Le projet de réaménagement du quartier des Halles en débat

Paris à cœur ouvert

Par Alain BOURDIN

 

La guerre des quatre projets s'est emballée. Fera-t-elle autre chose que des victimes et des dégâts collatéraux ? Un débat vient de se dérouler au Pavillon de l'Arsenal, animé par l'Institut français d'urbanisme et préparé au sein de son laboratoire «théories des mutations urbaines». Il a permis d'explorer les voies pour sortir de ce qui devient un piège.

 

Oublions le trou des années 70 : la référence à une faute originelle, consommée dans l'architecture, mobilise l'imaginaire, mais paralyse la réflexion.

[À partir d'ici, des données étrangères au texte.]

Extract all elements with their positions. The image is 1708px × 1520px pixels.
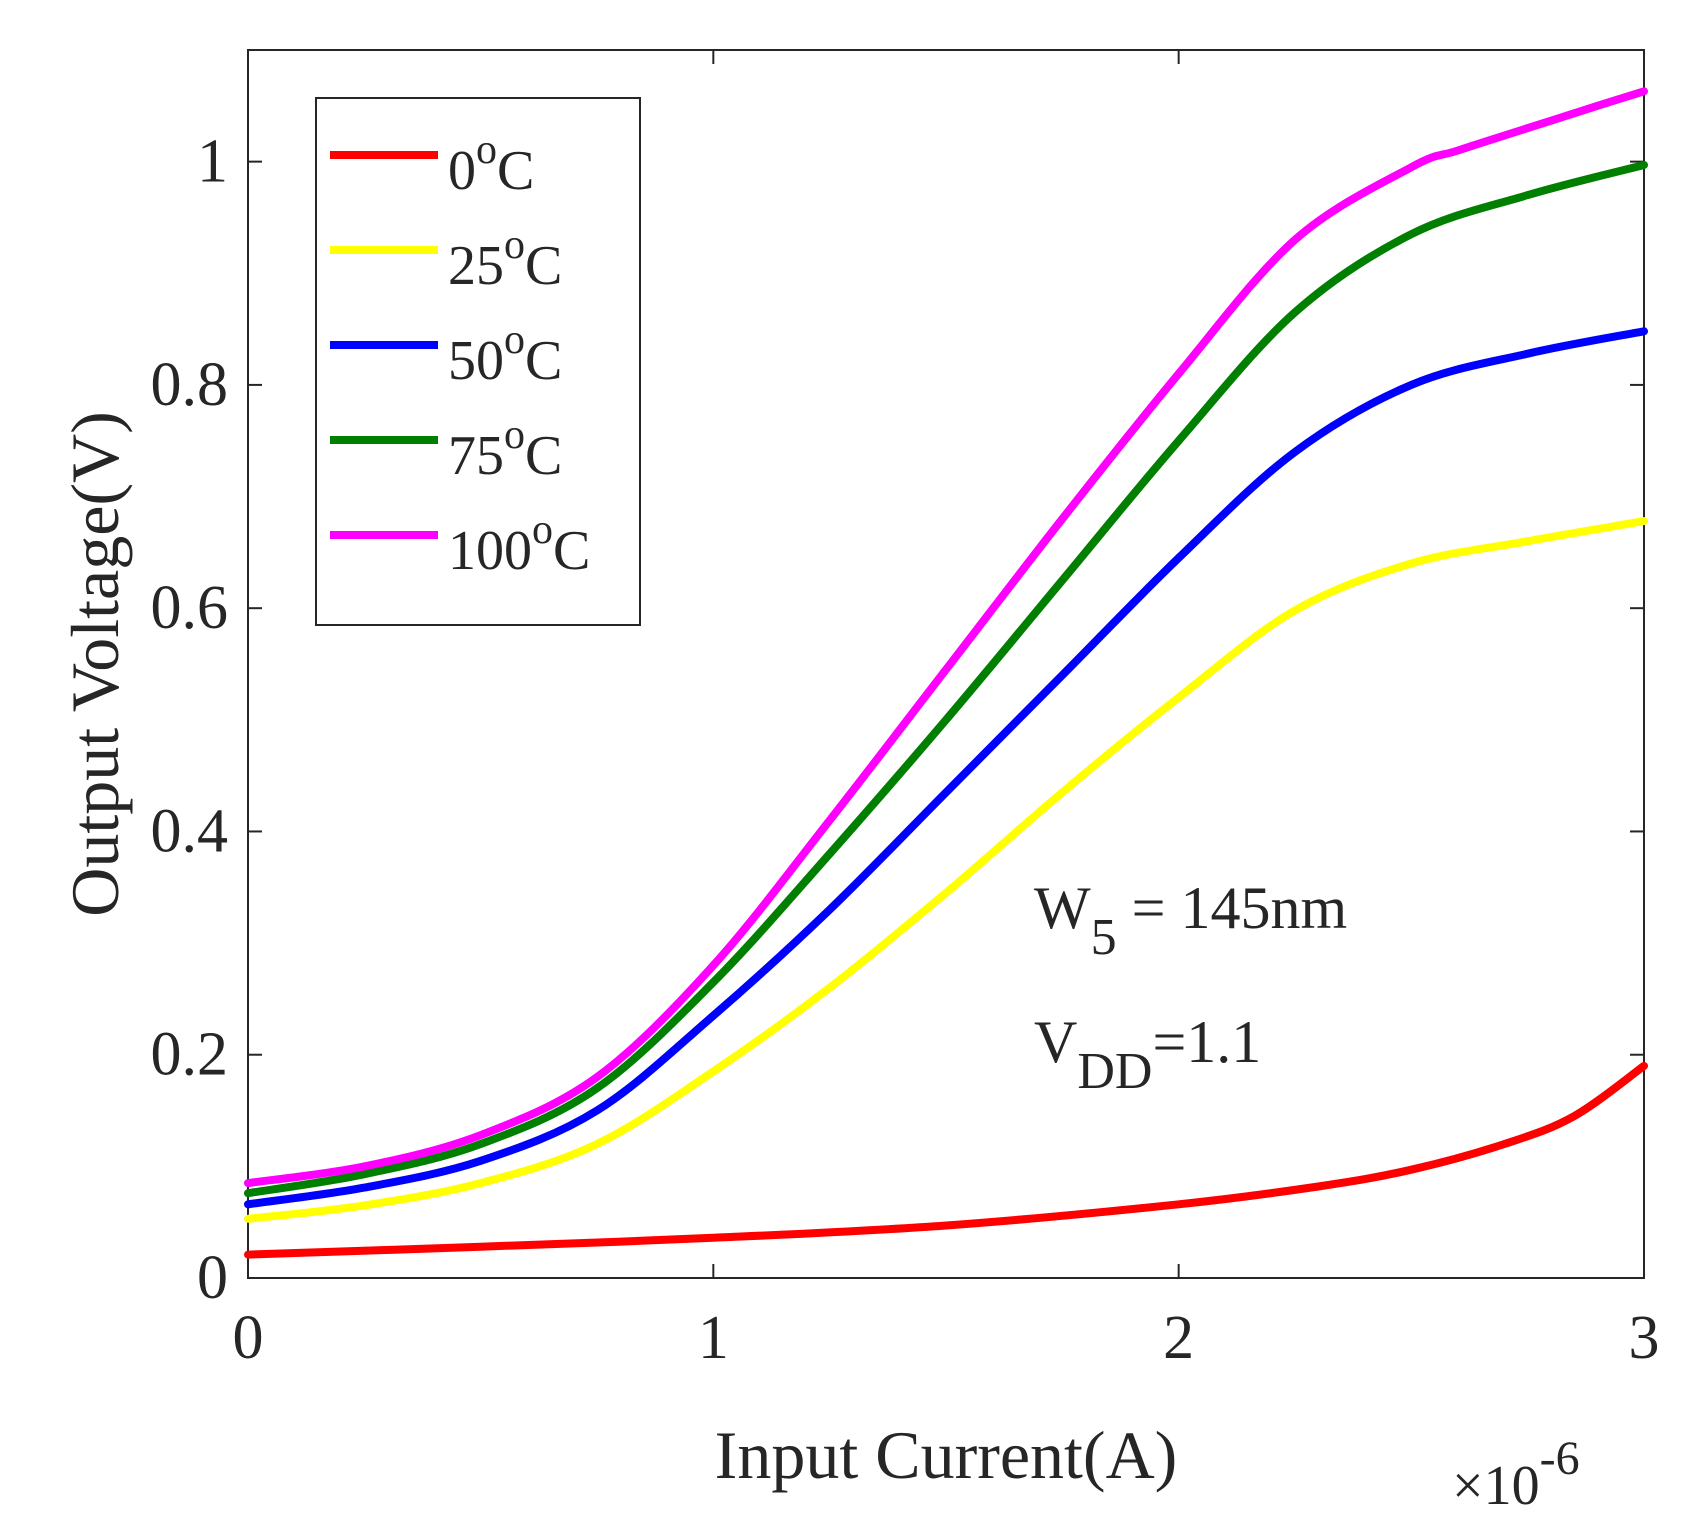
legend-label: 50oC (448, 317, 562, 392)
legend-label-unit: C (525, 330, 562, 392)
legend-label-value: 50 (448, 330, 504, 392)
legend-label-value: 75 (448, 425, 504, 487)
legend-label: 100oC (448, 507, 590, 582)
legend-label: 0oC (448, 127, 534, 202)
legend-label-degree: o (504, 412, 525, 458)
legend-label-value: 25 (448, 235, 504, 297)
annotation: W5 = 145nm VDD=1.1 (1034, 875, 1347, 1100)
legend-label-value: 100 (448, 520, 532, 582)
annotation-vdd-main: V (1034, 1009, 1077, 1075)
series-line-25C (244, 517, 1648, 1223)
legend-label-unit: C (497, 140, 534, 202)
legend-label-degree: o (532, 507, 553, 553)
legend-label-degree: o (504, 222, 525, 268)
annotation-vdd-rest: =1.1 (1152, 1009, 1261, 1075)
x-tick-label: 1 (698, 1304, 729, 1372)
x-axis-label: Input Current(A) (715, 1417, 1178, 1493)
y-tick-label: 0.4 (151, 797, 229, 865)
legend-label-degree: o (476, 127, 497, 173)
x-multiplier-exponent: -6 (1540, 1432, 1580, 1485)
series-line-0C (244, 1061, 1648, 1259)
x-tick-label: 0 (233, 1304, 264, 1372)
x-tick-label: 2 (1163, 1304, 1194, 1372)
y-axis-label: Output Voltage(V) (57, 411, 133, 917)
annotation-vdd: VDD=1.1 (1034, 1009, 1261, 1100)
legend-label-unit: C (553, 520, 590, 582)
x-multiplier-base: ×10 (1452, 1455, 1540, 1517)
y-tick-label: 0.2 (151, 1021, 229, 1089)
x-tick-label: 3 (1629, 1304, 1660, 1372)
y-tick-label: 0.8 (151, 351, 229, 419)
annotation-width: W5 = 145nm (1034, 875, 1347, 966)
series-line-50C (244, 327, 1648, 1209)
annotation-width-sub: 5 (1091, 909, 1117, 966)
y-axis: 0 0.2 0.4 0.6 0.8 1 (151, 128, 1644, 1312)
annotation-width-main: W (1034, 875, 1091, 941)
legend-label-value: 0 (448, 140, 476, 202)
y-tick-label: 0 (197, 1244, 228, 1312)
x-axis: 0 1 2 3 (233, 50, 1660, 1372)
y-tick-label: 0.6 (151, 574, 229, 642)
legend-label-unit: C (525, 235, 562, 297)
annotation-vdd-sub: DD (1077, 1043, 1152, 1100)
legend-label-degree: o (504, 317, 525, 363)
legend-label: 25oC (448, 222, 562, 297)
y-tick-label: 1 (197, 128, 228, 196)
legend-label-unit: C (525, 425, 562, 487)
series-line-75C (244, 161, 1648, 1198)
legend-label: 75oC (448, 412, 562, 487)
series-layer (244, 87, 1648, 1259)
annotation-width-rest: = 145nm (1117, 875, 1348, 941)
x-multiplier-label: ×10-6 (1452, 1432, 1580, 1517)
series-line-100C (244, 87, 1648, 1188)
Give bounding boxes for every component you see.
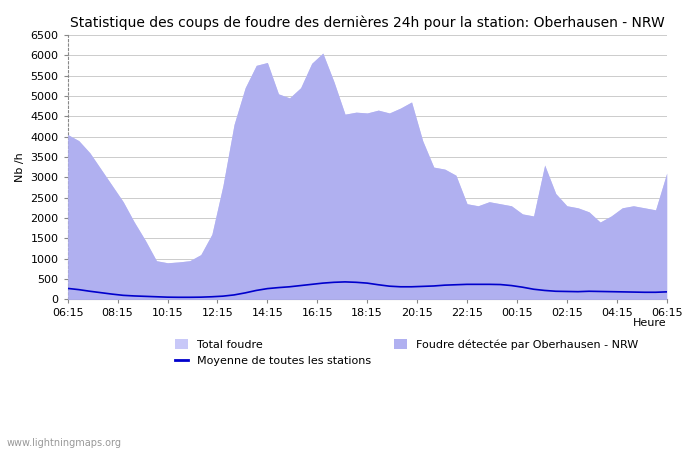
Y-axis label: Nb /h: Nb /h [15, 152, 25, 182]
Text: www.lightningmaps.org: www.lightningmaps.org [7, 438, 122, 448]
Title: Statistique des coups de foudre des dernières 24h pour la station: Oberhausen - : Statistique des coups de foudre des dern… [70, 15, 664, 30]
Text: Heure: Heure [633, 318, 666, 328]
Legend: Total foudre, Moyenne de toutes les stations, Foudre détectée par Oberhausen - N: Total foudre, Moyenne de toutes les stat… [175, 339, 638, 366]
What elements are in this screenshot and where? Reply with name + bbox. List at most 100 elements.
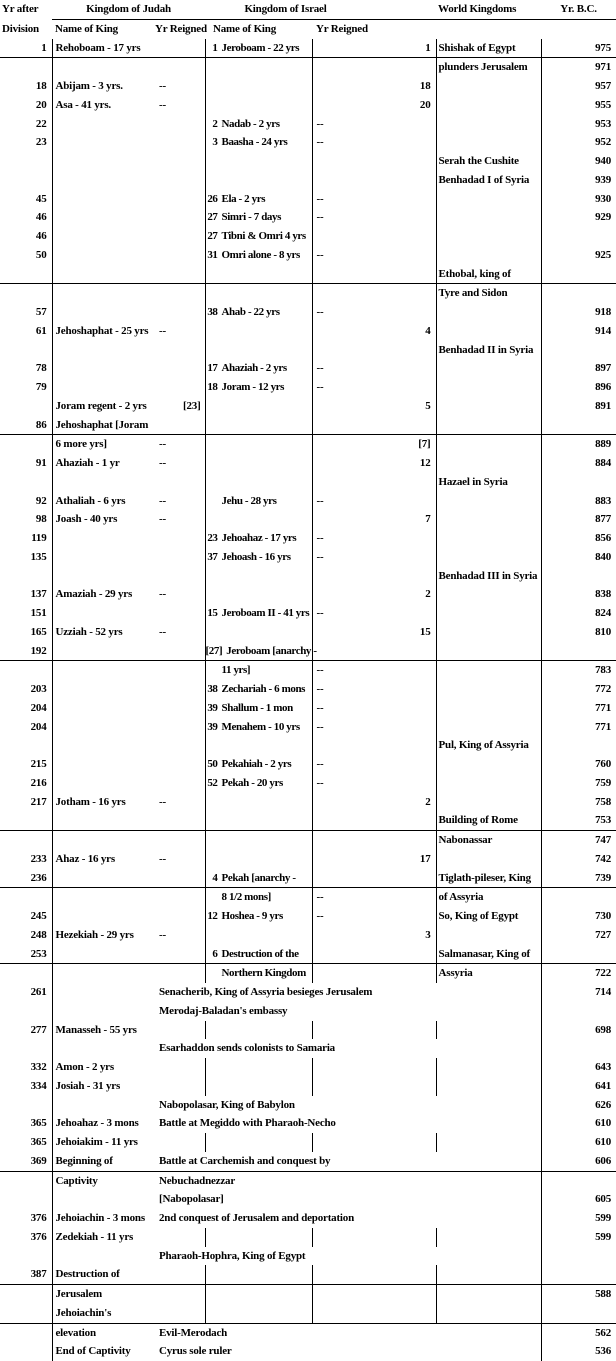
israel-king-name: [218, 1307, 222, 1319]
judah-king-cell: Athaliah - 6 yrs: [52, 492, 153, 511]
judah-king-cell: 6 more yrs]: [52, 435, 153, 454]
israel-king-name: Ahab - 22 yrs: [218, 306, 280, 318]
yr-after-division-cell: 203: [0, 680, 52, 699]
yr-after-division-cell: 236: [0, 869, 52, 888]
judah-king-cell: [52, 736, 153, 755]
bc-year-cell: 739: [541, 869, 616, 888]
world-kingdoms-cell: Tyre and Sidon: [436, 284, 541, 303]
israel-yr-reigned-cell: 2: [312, 585, 436, 604]
judah-king-cell: [52, 1190, 153, 1209]
israel-king-name: Ahaziah - 2 yrs: [218, 362, 287, 374]
world-kingdoms-cell: [436, 416, 541, 435]
judah-yr-reigned-cell: [153, 604, 205, 623]
israel-yr-reigned-cell: [312, 1133, 436, 1152]
bc-year-cell: [541, 1171, 616, 1190]
bc-year-cell: 877: [541, 510, 616, 529]
israel-yr-reigned-cell: 3: [312, 926, 436, 945]
table-row: Benhadad II in Syria: [0, 341, 616, 360]
bc-year-cell: [541, 341, 616, 360]
bc-year-cell: 783: [541, 661, 616, 680]
yr-after-division-cell: 22: [0, 115, 52, 134]
col-header-world-kingdoms: World Kingdoms: [436, 0, 541, 19]
world-kingdoms-cell: [436, 755, 541, 774]
judah-yr-reigned-cell: [153, 774, 205, 793]
world-kingdoms-cell: [436, 680, 541, 699]
bc-year-cell: 536: [541, 1342, 616, 1361]
israel-king-name: [218, 814, 222, 826]
israel-king-name: Pekah - 20 yrs: [218, 777, 283, 789]
yr-after-division-cell: 216: [0, 774, 52, 793]
israel-king-cell: [205, 341, 312, 360]
bc-year-cell: [541, 416, 616, 435]
judah-king-cell: [52, 604, 153, 623]
judah-yr-reigned-cell: --: [153, 793, 205, 812]
israel-king-cell: [205, 473, 312, 492]
israel-king-cell: Northern Kingdom: [205, 964, 312, 983]
bc-year-cell: 971: [541, 58, 616, 77]
israel-yr-reigned-cell: [312, 171, 436, 190]
israel-yr-reigned-cell: [312, 945, 436, 964]
yr-after-division-cell: [0, 661, 52, 680]
israel-yr-reigned-cell: [312, 265, 436, 284]
israel-yr-reigned-cell: [312, 1077, 436, 1096]
israel-king-name: [218, 570, 222, 582]
table-row: 11 yrs]--783: [0, 661, 616, 680]
judah-king-cell: [52, 718, 153, 737]
yr-after-division-cell: 23: [0, 133, 52, 152]
world-kingdoms-cell: [436, 227, 541, 246]
israel-king-name: Joram - 12 yrs: [218, 381, 285, 393]
yr-after-division-cell: 61: [0, 322, 52, 341]
world-kingdoms-cell: Pul, King of Assyria: [436, 736, 541, 755]
yr-after-division-cell: [0, 435, 52, 454]
israel-yr-reigned-cell: [312, 284, 436, 303]
world-kingdoms-cell: [436, 208, 541, 227]
yr-after-division-cell: [0, 265, 52, 284]
bc-year-cell: [541, 1304, 616, 1323]
israel-king-name: [218, 400, 222, 412]
israel-king-name: Pekahiah - 2 yrs: [218, 758, 292, 770]
israel-king-name: [218, 513, 222, 525]
bc-year-cell: 698: [541, 1021, 616, 1040]
world-kingdoms-cell: Salmanasar, King of: [436, 945, 541, 964]
israel-yr-reigned-cell: [312, 473, 436, 492]
world-kingdoms-cell: Building of Rome: [436, 811, 541, 830]
table-header: Yr after Kingdom of Judah Kingdom of Isr…: [0, 0, 616, 39]
israel-yr-reigned-cell: --: [312, 774, 436, 793]
israel-king-name: Ela - 2 yrs: [218, 193, 266, 205]
judah-yr-reigned-cell: [153, 680, 205, 699]
israel-accession-year: 1: [206, 39, 218, 58]
bc-year-cell: 747: [541, 831, 616, 850]
israel-king-cell: [205, 1285, 312, 1304]
judah-yr-reigned-cell: [153, 1265, 205, 1284]
col-header-judah-name-of-king: Name of King: [52, 19, 153, 38]
judah-king-cell: Josiah - 31 yrs: [52, 1077, 153, 1096]
judah-yr-reigned-cell: [153, 246, 205, 265]
bc-year-cell: 925: [541, 246, 616, 265]
israel-yr-reigned-cell: [312, 1058, 436, 1077]
bc-year-cell: 940: [541, 152, 616, 171]
judah-yr-reigned-cell: [153, 1077, 205, 1096]
israel-yr-reigned-cell: 2: [312, 793, 436, 812]
bc-year-cell: [541, 265, 616, 284]
yr-after-division-cell: 369: [0, 1152, 52, 1171]
yr-after-division-cell: [0, 152, 52, 171]
israel-yr-reigned-cell: [312, 964, 436, 983]
israel-yr-reigned-cell: --: [312, 529, 436, 548]
judah-king-cell: Amaziah - 29 yrs: [52, 585, 153, 604]
israel-yr-reigned-cell: [312, 416, 436, 435]
bc-year-cell: 929: [541, 208, 616, 227]
world-kingdoms-cell: [436, 604, 541, 623]
judah-king-cell: Ahaz - 16 yrs: [52, 850, 153, 869]
world-event-cell: [Nabopolasar]: [153, 1190, 541, 1209]
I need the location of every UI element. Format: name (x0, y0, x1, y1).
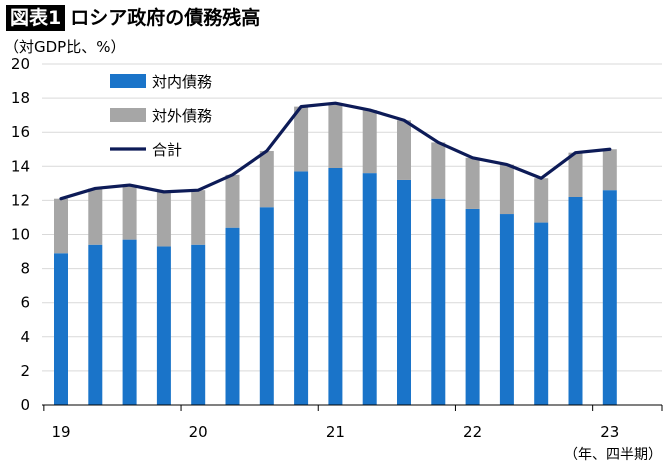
bars (54, 103, 617, 405)
bar-domestic-debt (465, 208, 480, 405)
bar-external-debt (54, 198, 68, 254)
y-tick-label: 14 (11, 157, 30, 175)
legend-label: 合計 (152, 141, 182, 159)
bar-external-debt (294, 106, 309, 172)
legend-label: 対外債務 (152, 107, 212, 125)
x-tick-label: 23 (600, 423, 619, 441)
bar-external-debt (88, 188, 103, 245)
x-tick-label: 20 (189, 423, 208, 441)
bar-domestic-debt (602, 190, 617, 405)
y-tick-label: 2 (20, 362, 30, 380)
x-tick-label: 21 (326, 423, 345, 441)
bar-domestic-debt (431, 198, 446, 405)
chart-title: ロシア政府の債務残高 (70, 7, 261, 29)
legend-swatch (110, 108, 146, 122)
bar-external-debt (534, 178, 549, 223)
y-tick-label: 12 (11, 191, 30, 209)
bar-domestic-debt (499, 214, 514, 405)
bar-external-debt (156, 191, 171, 247)
y-unit-label: （対GDP比、%） (4, 38, 126, 56)
title-row: 図表1 ロシア政府の債務残高 (6, 4, 260, 32)
bar-external-debt (465, 157, 480, 209)
x-tick-label: 19 (51, 423, 70, 441)
y-tick-label: 8 (20, 260, 30, 278)
bar-domestic-debt (191, 244, 206, 405)
bar-domestic-debt (397, 179, 411, 405)
y-tick-label: 4 (20, 328, 30, 346)
legend-label: 対内債務 (152, 73, 212, 91)
bar-external-debt (259, 150, 274, 208)
bar-external-debt (122, 185, 137, 240)
legend-swatch (110, 74, 146, 88)
bar-external-debt (397, 120, 411, 180)
bar-domestic-debt (156, 246, 171, 405)
bar-domestic-debt (88, 244, 103, 405)
bar-domestic-debt (568, 196, 583, 405)
bar-domestic-debt (328, 168, 343, 405)
bar-domestic-debt (54, 253, 68, 405)
gridlines (42, 63, 662, 372)
bar-domestic-debt (225, 227, 240, 405)
bar-external-debt (602, 149, 617, 191)
bar-external-debt (328, 103, 343, 169)
y-tick-label: 18 (11, 89, 30, 107)
bar-external-debt (431, 142, 446, 199)
x-tick-label: 22 (463, 423, 482, 441)
y-tick-label: 16 (11, 123, 30, 141)
y-tick-label: 20 (11, 55, 30, 73)
bar-domestic-debt (122, 239, 137, 405)
bar-external-debt (225, 174, 240, 228)
bar-domestic-debt (259, 207, 274, 405)
x-unit-label: （年、四半期） (564, 447, 662, 463)
bar-domestic-debt (362, 173, 377, 405)
bar-external-debt (362, 110, 377, 174)
bar-domestic-debt (294, 171, 309, 405)
y-tick-label: 0 (20, 396, 30, 414)
bar-external-debt (191, 190, 206, 245)
total-line-group (59, 101, 612, 201)
bar-external-debt (568, 152, 583, 197)
figure-badge: 図表1 (6, 5, 66, 31)
y-tick-label: 6 (20, 294, 30, 312)
y-tick-label: 10 (11, 226, 30, 244)
axes: 0 2 4 6 8 10 12 14 16 18 20 19 20 21 22 23 (11, 55, 663, 441)
bar-domestic-debt (534, 222, 549, 405)
total-line (59, 101, 612, 201)
bar-external-debt (499, 164, 514, 215)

L'espace des Halles est saturé d'une histoire diverse et ancienne et se trouve au voisinage de quelques-uns des lieux les plus emblématiques de Paris. Mais ces caractéristiques le définissent moins que ses usages actuels et le rôle qu'il joue et jouera dans une des plus puissantes villes du monde : l'agglomération parisienne.

 

Par les quais de la station Châtelet du RER passe une bonne part des liaisons entre les régions de l'Ile-de-France. On y accède directement aux lignes les plus importantes du métro. En surface, on trouve de nombreuses lignes de bus : un véritable Roissy des transports en commun urbains. Cet ensemble pose d'importants problèmes d'aménagement et de gestion et devra évoluer à moyen et long terme : bien adapté à un moment de l'histoire des déplacements urbains, ce type d'équipement doit évoluer avec eux. Les techniciens de la RATP ou du syndicat des transports de l'Ile-de-France ne peuvent traiter seuls de ces questions majeures, qui engagent fortement des choix politiques durables à l'échelle régionale.

 

Du Forum à Beaubourg et de la rue de Rivoli à l'Hôtel de Ville, se développe un espace central du commerce parisien, du tourisme et des loisirs. On y trouve également quantité d'activités, notamment des services publics. Les restaurants y sont légion. Ce territoire forme un centre populaire, cosmopolite, aux multiples usages, qui accueille des flux considérables, sans trop de filtrage et dans des conditions acceptables. Il serait extravagant de vouloir en exclure toute insécurité, et en faire un morceau de ville totalement propre, calme et sans camions de livraison ! En revanche, il faut que les habitants qui acceptent les contraintes de cette localisation pour bénéficier de ses avantages puissent s'y sentir à l'aise. Le bon fonctionnement de ce territoire complexe exige de nouveaux microaménagements et des dispositifs de gestion très forts qui fassent coopérer tous les acteurs concernés.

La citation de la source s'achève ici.